Karena atas dasar dia yang sekarang jomblo saya
memberanikan diri menanyakan kembali status hubungan kami. Dia dengan tegas
bilang bahwa kita adalah teman. Dia dengan tegas bilang bahwa dia hanya ingin
berteman. Hanya ingin berteman. Seketika saya menjadi tidak mengerti dengan
semua yang terjadi. Lalu saya bertanya, berarti selama ini apakah aku yang
salah mengartikan sikapmu? Apakah aku yang kegeeran? Dia tidak bisa menjawab. Lalu
saya tanya sekali lagi dengan pertanyaan yang sama. Akhirnya dia menjawab, iya.
Saya sudah tidak bisa membendung airmata. Antara kecewa, bodoh, sedih, malu dan
tidak percaya.
Dengan segala kerendahan hati dan rasa bersalah,
karena saya seakan-akan mengejar-ngejar dia, menempeli dia terus. Saya minta
maaf. Saya minta maaf untuk pacarnya terutama. Saya minta maaf pada dia karena
membuat dia tidak nyaman. Kalau ada orang yang mendekati saya, mengejar-ngejar
saya atau menempel saya terus dan orang itu tidak saya sukai atau at least saya
tidak ada perasaan, maka saya akan merasa sangat terganggu dan tidak nyaman. That’s
why, saya minta maaf kalau semisal saya membuat dia tidak nyaman. Lalu dia
menjawab, enggak justru aku nyaman banget sama kamu. Dengan gampangnya setelah
itu dia bilang, jangan sedih ya dan setelah jelas semua, kamu ga boleh menjauhi
aku.
WHAT?? You said that I am the one who make mistake! Hey
come on! I don’t understand at all. Bener kalau kita memang merasa nyaman satu
dengan yang lain. Saya menyadari itu. Awal tadi dia bilang SAYA adalah yang
bersalah mengartikan sikap, maka harusnya dia merasa tidak senyaman itu berada
disamping saya. Kalau memang SAYA yang salah mengartikan sikap, harusnya dia ‘menolak’
saya secara halus ketika saya ajak makan atau jalan dan tidak menanggapi sms
atau telpon saya DARI AWAL.
Saya lalu bertanya, Sewaktu kamu bilang kamu suka
aku karena kebiasaan itu berarti bohong ya? Dia menjawab, itu bener, cuman aku
ga mungkin pacaran sama kamu karena aku sudah punya pacar.
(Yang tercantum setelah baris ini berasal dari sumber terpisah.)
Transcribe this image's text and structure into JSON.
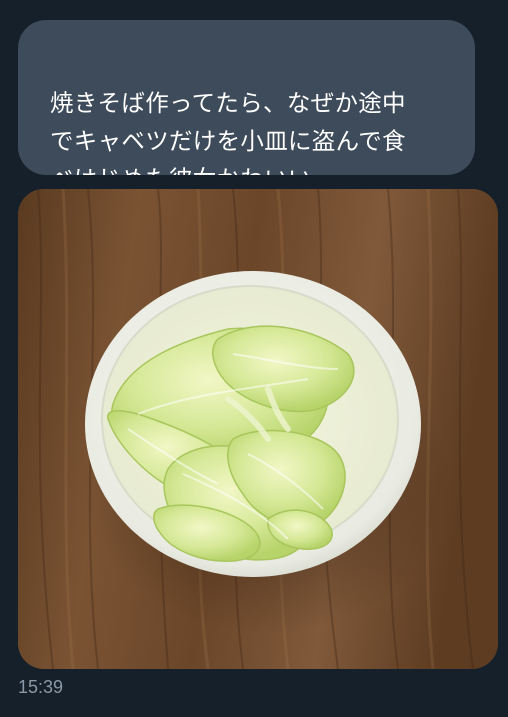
{
  "message": {
    "text": "焼きそば作ってたら、なぜか途中\nでキャベツだけを小皿に盗んで食\nべはじめた彼女かわいい",
    "time": "15:39",
    "bubble_color": "#3d4b5a",
    "text_color": "#ffffff"
  },
  "photo": {
    "subject": "stir-fried cabbage in small white bowl on wooden table"
  },
  "colors": {
    "background": "#15202b",
    "timestamp": "#8b98a5"
  }
}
Lalu saya bertanya
lagi, Sewaktu kamu pegang tangan aku, cium tanganku, gigit tanganku, itu ga
pakai perasaan ya? Dia menjawab, iya pakai perasaan lah.
Seketika itu saya merasa muak. Dari suka menjadi
cinta menjadi benci menjadi muak. Allah bisa putarbalikkan apapun termasuk
perasaan manusia dengan mudah.
Saya sebenarnya memiliki pertanyaan-pertanyaan lain.
Tapi saya sudah tidak peduli lagi pada jawabannya. Saya rasa dia gak akan jawab
semua pertanyaan saya. Saya yakin. Karena saya rasa dia tidak cukup berani untuk
bertanggungjawab mengklarifikasi semuanya dan memberi saya kejelasan. Akhirnya saya
mengatakan pada diri saya sendiri. Sudah cukup.